Sunday ended with policing for brass. He said you could pick up your own, but he trades the brass for training ammo for the dept. so consider your brass donated to the cause. (I don't think I found more than a dozen of my brass anyway.) IIRC he required factory-loaded ammo. He provided water both days, so you don't have to worry about that. 3 mags are enough, though more is always better.
Link Posted: 1/30/2006 12:44:13 PM EDT
Link?

What about his carbine classes?
Link Posted: 1/30/2006 1:20:15 PM EDT
No link that I know of for the training he does. www.kencampbellforsheriff.com/ for his campaign for Sheriff. I believe the carbine classes hosted there are taught by visiting instructors like Pat Rogers and Louis Awerbuck, so look up their sites for course descriptions. E-mail Capt. Ken at the address above and ask him to put you on his training list. Then you'll get e-mail notice of any classes coming up, including course descriptions, restrictions, etc.
Link Posted: 1/30/2006 10:03:50 PM EDT
There is no link for the classes and when I asked him about posting course information here and other places online, he specifically asked me to refrain. You should contact him at kcampbell@co.boone.in.us if you're interested in any of the classes offered at Boone Co. Ken has an e-mail list through which he distributes the announcements.
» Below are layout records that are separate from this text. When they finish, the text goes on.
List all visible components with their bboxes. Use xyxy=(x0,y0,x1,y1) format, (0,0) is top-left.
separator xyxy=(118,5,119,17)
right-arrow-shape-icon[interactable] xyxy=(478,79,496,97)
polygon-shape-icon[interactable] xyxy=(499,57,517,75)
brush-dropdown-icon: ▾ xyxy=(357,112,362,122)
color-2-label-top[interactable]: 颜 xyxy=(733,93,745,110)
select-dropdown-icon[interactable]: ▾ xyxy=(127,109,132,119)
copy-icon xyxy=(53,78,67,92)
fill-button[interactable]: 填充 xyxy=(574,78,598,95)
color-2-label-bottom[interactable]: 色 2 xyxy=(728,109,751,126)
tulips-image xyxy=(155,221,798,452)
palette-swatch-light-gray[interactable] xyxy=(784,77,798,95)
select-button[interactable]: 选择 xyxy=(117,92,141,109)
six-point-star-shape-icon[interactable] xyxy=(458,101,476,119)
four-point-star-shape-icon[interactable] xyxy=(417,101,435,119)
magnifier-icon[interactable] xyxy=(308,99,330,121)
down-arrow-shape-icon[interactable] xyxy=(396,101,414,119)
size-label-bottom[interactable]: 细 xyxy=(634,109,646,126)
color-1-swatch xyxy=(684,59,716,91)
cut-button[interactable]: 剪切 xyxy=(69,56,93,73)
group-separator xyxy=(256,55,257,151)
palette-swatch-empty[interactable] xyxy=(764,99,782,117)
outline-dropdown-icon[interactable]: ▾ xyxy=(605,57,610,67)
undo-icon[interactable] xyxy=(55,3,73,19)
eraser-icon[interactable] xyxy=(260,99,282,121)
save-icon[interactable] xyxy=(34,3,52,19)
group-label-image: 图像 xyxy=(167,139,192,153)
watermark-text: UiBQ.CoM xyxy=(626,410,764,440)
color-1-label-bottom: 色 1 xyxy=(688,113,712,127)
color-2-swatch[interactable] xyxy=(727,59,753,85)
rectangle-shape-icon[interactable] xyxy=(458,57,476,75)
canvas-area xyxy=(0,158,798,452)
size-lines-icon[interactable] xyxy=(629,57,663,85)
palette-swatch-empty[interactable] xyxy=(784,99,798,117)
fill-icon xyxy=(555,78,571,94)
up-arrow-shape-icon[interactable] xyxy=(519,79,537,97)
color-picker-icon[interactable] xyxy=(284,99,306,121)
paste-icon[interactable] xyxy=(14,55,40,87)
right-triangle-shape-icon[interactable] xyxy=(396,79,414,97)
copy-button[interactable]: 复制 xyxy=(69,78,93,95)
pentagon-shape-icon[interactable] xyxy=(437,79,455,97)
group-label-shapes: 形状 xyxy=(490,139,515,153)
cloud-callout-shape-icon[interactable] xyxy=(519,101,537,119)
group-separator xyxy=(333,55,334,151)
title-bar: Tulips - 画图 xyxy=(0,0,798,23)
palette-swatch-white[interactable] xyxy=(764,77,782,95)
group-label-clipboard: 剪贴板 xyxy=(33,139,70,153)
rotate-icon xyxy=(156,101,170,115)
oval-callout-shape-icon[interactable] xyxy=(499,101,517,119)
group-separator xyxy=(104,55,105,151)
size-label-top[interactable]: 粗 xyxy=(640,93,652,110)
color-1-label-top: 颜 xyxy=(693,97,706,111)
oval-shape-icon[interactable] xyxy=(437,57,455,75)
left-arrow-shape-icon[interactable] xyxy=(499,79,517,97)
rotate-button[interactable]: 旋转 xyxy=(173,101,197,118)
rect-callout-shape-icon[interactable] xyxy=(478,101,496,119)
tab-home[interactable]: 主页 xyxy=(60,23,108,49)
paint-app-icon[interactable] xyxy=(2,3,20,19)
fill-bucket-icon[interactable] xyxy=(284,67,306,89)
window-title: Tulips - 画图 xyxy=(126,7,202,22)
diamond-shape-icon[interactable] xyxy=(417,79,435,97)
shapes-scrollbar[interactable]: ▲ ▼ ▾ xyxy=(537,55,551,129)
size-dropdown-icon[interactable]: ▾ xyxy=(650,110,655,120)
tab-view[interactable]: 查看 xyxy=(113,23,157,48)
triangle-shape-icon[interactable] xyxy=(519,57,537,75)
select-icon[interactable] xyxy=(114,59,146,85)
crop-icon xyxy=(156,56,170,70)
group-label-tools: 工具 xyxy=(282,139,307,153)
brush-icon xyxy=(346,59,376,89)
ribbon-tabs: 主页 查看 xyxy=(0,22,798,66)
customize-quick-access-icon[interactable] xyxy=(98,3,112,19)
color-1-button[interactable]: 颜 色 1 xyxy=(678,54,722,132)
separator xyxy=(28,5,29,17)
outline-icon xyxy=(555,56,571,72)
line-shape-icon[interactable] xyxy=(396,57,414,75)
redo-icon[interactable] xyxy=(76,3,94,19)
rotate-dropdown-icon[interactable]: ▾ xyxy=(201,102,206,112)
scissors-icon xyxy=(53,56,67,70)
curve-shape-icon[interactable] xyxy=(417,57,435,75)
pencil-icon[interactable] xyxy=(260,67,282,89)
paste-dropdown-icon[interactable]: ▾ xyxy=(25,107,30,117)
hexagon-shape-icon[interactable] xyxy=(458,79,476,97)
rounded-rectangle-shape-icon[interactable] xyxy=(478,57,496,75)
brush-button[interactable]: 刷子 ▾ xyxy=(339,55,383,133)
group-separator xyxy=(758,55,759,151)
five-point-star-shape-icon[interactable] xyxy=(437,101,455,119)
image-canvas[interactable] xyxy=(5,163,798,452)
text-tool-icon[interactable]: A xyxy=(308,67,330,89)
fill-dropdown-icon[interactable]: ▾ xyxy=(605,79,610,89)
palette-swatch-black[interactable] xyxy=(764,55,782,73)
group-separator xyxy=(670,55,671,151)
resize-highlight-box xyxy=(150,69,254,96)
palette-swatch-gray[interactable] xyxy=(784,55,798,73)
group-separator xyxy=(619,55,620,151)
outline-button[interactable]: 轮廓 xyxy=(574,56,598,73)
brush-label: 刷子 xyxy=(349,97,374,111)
I've not had his carbine class (Gunsite 123) yet, but I have been in four carbine classes where he assisted. In my opinion, he's at least as good at teaching as some of the "big name" people he brings to town. The core of my instructional time will continue to be primarily Louis Awerbuck (every August at Boone Co.), but if I had to choose between one of the others and Capt. Ken's carbine class, I'd go for Captain Ken.
Link Posted: 1/31/2006 3:27:21 AM EDT

Originally Posted By rhino_:
but if I had to choose between one of the others and Capt. Ken's carbine class, I'd go for Captain Ken.



The fact that he's local gives him a real advantage with me. World-class instruction AND I don't have to cover travel expenses? All of a sudden the tuition cost doesn't seem so bad...

OTOH, if I can find a good class on the cheap, but have to travel, I'll do that too (and have!).


Link Posted: 2/1/2006 11:13:19 AM EDT
I think I may sign up for this class. Does anybody know the registration deadline or when the fee is due?
Link Posted: 2/1/2006 11:28:09 AM EDT

Originally Posted By jason99xj:
I think I may sign up for this class. Does anybody know the registration deadline or when the fee is due?



There is no deadline as far as I know. You send part of the fee along with your application. Email CPT Campbell so he send you the application form.

Another question for those who attended it before: How many people showed up for the class?
Link Posted: 2/1/2006 11:38:24 AM EDT

Originally Posted By abnk:
Another question for those who attended it before: How many people showed up for the class?


I think our class had 14-17. Two relays of either 7 or 8, maybe 9 on one. Two instructors, Ken and a helper.
Link Posted: 2/2/2006 8:52:30 AM EDT
Just got an email back from Ken. He says the class maximum is 24 (6 coaches).
Link Posted: 2/2/2006 10:21:45 AM EDT
My class had the full complement of 24. Capt. Ken had two assistants that time and it worked pretty well.